You could just go 2 beers, 1 water (or squash)?
 
Hi Chris
thanks for the reply but I probably did not explain myself properly I do not want to dilute the beer as I will have too much for my keg but want to try and reduce the grain bill on recipes to still produce the same amount of beer as in the original recipe but reduce the ABV. Would I need to reduce the hop bill as well?
 
In essence, yes just reduce pro-rata. If you have a beer which is reliant on particular speciality malt characteristics you may want to reduce the base malt slightly more than the speciality grain.

Brewers friend has recipe scaling tool which might help.
 
Hi Chris
thanks for the reply but I probably did not explain myself properly I do not want to dilute the beer as I will have too much for my keg but want to try and reduce the grain bill on recipes to still produce the same amount of beer as in the original recipe but reduce the ABV. Would I need to reduce the hop bill as well?
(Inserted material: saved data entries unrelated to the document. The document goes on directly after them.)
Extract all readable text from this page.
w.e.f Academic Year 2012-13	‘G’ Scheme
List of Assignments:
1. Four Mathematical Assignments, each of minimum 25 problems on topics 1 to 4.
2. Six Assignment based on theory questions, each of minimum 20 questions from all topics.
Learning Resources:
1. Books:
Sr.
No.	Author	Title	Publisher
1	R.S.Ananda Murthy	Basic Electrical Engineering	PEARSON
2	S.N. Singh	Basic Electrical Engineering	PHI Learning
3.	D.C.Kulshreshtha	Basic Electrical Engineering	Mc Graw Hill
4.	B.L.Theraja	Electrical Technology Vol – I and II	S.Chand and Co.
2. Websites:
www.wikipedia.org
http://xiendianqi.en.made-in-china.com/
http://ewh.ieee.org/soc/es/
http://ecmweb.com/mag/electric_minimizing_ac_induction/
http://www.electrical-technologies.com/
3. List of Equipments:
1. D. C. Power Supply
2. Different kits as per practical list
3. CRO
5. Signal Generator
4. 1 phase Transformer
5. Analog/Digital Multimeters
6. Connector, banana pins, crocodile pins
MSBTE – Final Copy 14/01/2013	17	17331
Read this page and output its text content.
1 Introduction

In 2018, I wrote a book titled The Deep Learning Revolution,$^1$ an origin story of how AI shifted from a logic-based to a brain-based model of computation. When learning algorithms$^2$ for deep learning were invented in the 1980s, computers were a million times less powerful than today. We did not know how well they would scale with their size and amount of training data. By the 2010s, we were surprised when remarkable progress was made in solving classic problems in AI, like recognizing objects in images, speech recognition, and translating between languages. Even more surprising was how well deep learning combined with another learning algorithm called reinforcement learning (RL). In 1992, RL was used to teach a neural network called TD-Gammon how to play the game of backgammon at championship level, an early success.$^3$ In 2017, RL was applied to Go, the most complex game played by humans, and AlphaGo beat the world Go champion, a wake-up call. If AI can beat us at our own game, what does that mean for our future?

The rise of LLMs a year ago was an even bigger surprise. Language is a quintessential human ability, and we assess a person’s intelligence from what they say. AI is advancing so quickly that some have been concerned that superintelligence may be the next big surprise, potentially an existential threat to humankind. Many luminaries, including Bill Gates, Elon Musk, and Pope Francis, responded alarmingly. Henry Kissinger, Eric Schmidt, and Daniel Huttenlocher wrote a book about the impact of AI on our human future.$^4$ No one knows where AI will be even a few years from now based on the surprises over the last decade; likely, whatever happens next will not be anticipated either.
A general rule of thumb when brewing 23l batches is 1kg of base malt will give you 1% alcohol, adjuncts/priming etc will add very little to this, if you want circa 4% beer and the recipe is giving you 5% then just go with 1kg less of base malt, scaling down the adjuncts is up to you but remember you are still working with the same quantities of water so to maintain a similar flavour profile you will want to keep those at around the same weight as with the hops.
 
With my brewing system and I think in general, reducing grain will increase efficiency. So if 5kg of malt gave me 5%ABV then 4kg would give a bit more than 4%ABV. I have often used 4kg of Maris Otter but in the last few brews I've tried 3kg and 3.5kg to reduce ABV. Being honest the efficiency hasn't changed by much but the 3kg version is considerably thinner in mouth feel. Still good beer, though and I'm sure I could knock it back if that mattered!
 
Thanks everybody for your input I think I will just reduce prorata and look at speciality grains with maybe not quite as much reduction.
Just to let everybody know what prompted this I had 2 kegs in my kegerator (fridge and freezer) and both me and the mrs had a few drinks she had 3 lagers and I had 6 IPA's. Both of us felt rather drunk which is not normal for this amount but I have found out why I think, the beers had partially frozen in the kegs and it had concentrated the alcohol by freeze distillation so now I have reduced the thermostat in the kegerator and want to only make session ABV beers. Has anybody else ever had this happen to them?